Warum der Kavalier (noch) nicht tot ist.

Der Schweizer Knigge leuchtet in seinem rotmelierten weichen Einband aus meinem Bücherregal – stets griffbereit und gut sichtbar. Es ist die Ausgabe von 2001. Als Studentin blätterte ich oft und gerne darin, las interessiert und schlug bei Gelegenheit das eine oder andere Thema nach. Über die Hintergründe der Benimmregeln oder deren Ursprünge machte ich mir damals allerdings kaum Gedanken.
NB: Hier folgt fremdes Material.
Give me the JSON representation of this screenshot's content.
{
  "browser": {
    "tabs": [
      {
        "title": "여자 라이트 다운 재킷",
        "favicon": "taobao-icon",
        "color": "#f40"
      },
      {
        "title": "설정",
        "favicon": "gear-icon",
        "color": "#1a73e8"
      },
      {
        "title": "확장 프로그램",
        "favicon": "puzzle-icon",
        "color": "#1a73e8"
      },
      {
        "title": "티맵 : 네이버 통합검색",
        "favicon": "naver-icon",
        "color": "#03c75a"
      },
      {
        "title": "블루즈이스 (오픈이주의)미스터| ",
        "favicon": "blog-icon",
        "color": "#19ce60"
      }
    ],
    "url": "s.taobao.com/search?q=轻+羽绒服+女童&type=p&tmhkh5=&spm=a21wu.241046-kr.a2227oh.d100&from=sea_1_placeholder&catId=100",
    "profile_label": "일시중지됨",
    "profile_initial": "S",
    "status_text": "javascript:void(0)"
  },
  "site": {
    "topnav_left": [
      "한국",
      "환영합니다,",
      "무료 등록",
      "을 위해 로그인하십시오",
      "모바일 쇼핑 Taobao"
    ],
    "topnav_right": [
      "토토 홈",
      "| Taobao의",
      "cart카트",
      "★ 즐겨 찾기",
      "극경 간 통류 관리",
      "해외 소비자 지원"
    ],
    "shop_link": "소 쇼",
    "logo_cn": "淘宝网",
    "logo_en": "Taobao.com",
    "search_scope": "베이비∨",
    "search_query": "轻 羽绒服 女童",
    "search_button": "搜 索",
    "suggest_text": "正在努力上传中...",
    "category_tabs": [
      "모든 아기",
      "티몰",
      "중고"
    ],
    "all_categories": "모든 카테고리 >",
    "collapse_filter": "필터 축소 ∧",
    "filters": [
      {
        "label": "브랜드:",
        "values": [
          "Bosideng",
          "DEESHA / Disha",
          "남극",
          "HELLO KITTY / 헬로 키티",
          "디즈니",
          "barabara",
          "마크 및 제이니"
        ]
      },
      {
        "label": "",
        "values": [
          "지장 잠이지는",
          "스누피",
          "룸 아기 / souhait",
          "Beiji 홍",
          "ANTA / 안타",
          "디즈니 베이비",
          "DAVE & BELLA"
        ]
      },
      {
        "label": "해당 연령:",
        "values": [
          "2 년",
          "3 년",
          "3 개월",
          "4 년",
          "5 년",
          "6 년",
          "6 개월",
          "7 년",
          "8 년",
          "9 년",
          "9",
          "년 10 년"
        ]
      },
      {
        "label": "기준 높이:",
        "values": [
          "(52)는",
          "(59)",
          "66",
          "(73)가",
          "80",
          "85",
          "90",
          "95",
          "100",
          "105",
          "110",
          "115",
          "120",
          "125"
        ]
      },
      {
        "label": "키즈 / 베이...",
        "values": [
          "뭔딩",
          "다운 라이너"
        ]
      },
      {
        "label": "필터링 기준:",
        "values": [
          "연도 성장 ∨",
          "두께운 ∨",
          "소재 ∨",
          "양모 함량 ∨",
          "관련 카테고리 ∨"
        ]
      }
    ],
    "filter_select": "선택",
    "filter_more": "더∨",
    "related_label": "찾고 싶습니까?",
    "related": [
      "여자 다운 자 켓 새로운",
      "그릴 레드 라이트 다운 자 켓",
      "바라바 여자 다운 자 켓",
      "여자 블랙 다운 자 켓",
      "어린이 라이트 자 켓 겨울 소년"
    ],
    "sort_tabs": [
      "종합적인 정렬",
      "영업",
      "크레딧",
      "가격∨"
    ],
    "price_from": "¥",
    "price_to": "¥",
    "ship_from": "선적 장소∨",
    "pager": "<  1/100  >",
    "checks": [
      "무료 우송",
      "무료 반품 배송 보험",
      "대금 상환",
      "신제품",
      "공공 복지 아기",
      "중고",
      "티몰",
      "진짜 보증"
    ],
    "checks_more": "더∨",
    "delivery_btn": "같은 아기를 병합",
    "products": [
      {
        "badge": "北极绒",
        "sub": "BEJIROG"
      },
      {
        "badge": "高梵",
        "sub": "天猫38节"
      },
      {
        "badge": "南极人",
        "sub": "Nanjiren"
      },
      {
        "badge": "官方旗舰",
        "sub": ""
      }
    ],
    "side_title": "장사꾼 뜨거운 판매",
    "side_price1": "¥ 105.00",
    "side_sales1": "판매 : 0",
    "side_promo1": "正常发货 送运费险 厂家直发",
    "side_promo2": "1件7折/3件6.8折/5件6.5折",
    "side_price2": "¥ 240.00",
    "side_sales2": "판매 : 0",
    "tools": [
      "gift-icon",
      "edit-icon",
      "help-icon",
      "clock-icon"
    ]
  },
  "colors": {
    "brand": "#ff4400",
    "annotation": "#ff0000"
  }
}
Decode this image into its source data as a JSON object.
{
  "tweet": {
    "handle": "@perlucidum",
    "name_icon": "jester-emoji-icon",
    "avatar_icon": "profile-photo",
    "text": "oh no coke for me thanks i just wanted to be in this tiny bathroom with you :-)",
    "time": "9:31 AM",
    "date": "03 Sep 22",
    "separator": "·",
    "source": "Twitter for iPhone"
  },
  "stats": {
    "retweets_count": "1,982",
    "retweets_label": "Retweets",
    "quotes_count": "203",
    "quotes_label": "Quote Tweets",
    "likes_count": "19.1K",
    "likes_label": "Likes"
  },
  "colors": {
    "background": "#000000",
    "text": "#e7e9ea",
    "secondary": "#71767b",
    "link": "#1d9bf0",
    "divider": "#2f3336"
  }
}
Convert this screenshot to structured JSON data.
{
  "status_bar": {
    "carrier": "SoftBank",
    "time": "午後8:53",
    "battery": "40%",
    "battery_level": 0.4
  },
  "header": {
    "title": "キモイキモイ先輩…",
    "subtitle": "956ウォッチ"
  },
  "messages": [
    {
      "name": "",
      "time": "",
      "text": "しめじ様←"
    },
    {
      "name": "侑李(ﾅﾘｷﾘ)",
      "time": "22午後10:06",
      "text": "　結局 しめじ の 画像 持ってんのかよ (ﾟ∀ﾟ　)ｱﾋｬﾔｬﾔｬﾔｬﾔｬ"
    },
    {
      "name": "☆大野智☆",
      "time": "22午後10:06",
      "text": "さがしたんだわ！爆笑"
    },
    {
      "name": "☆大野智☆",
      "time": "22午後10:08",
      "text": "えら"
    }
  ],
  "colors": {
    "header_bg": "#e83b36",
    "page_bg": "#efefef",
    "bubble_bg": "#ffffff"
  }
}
2024 ist die aktualisierte Auflage erschienen. Inzwischen als Mutter und Ehefrau greife ich in beiden Ausgaben gezielt zum Kapitel «Höflichkeit in der Familie» und stelle dabei erstaunt fest: In über zwanzig Jahren hat sich in diesem Bereich erstaunlich wenig verändert. In der Einleitung – wohlgemerkt von einem Mann verfasst - heisst es: «Der Schweizer Knigge vertritt die Meinung – auch auf die Gefahr hin, als altmodisch eingestuft zu werden – dass es für eine Todesanzeige des Kavaliers noch etwas früh wäre. Dass dieser bloss eine gewisse Verjüngungskur brauchte, damit ihn als frisches, modernes Exemplar im Alltag anzutreffen einem noch bemerkenswert oft vergönnt sei» (Christoph Stokar, Der Schweizer Knigge, 2024, S.51)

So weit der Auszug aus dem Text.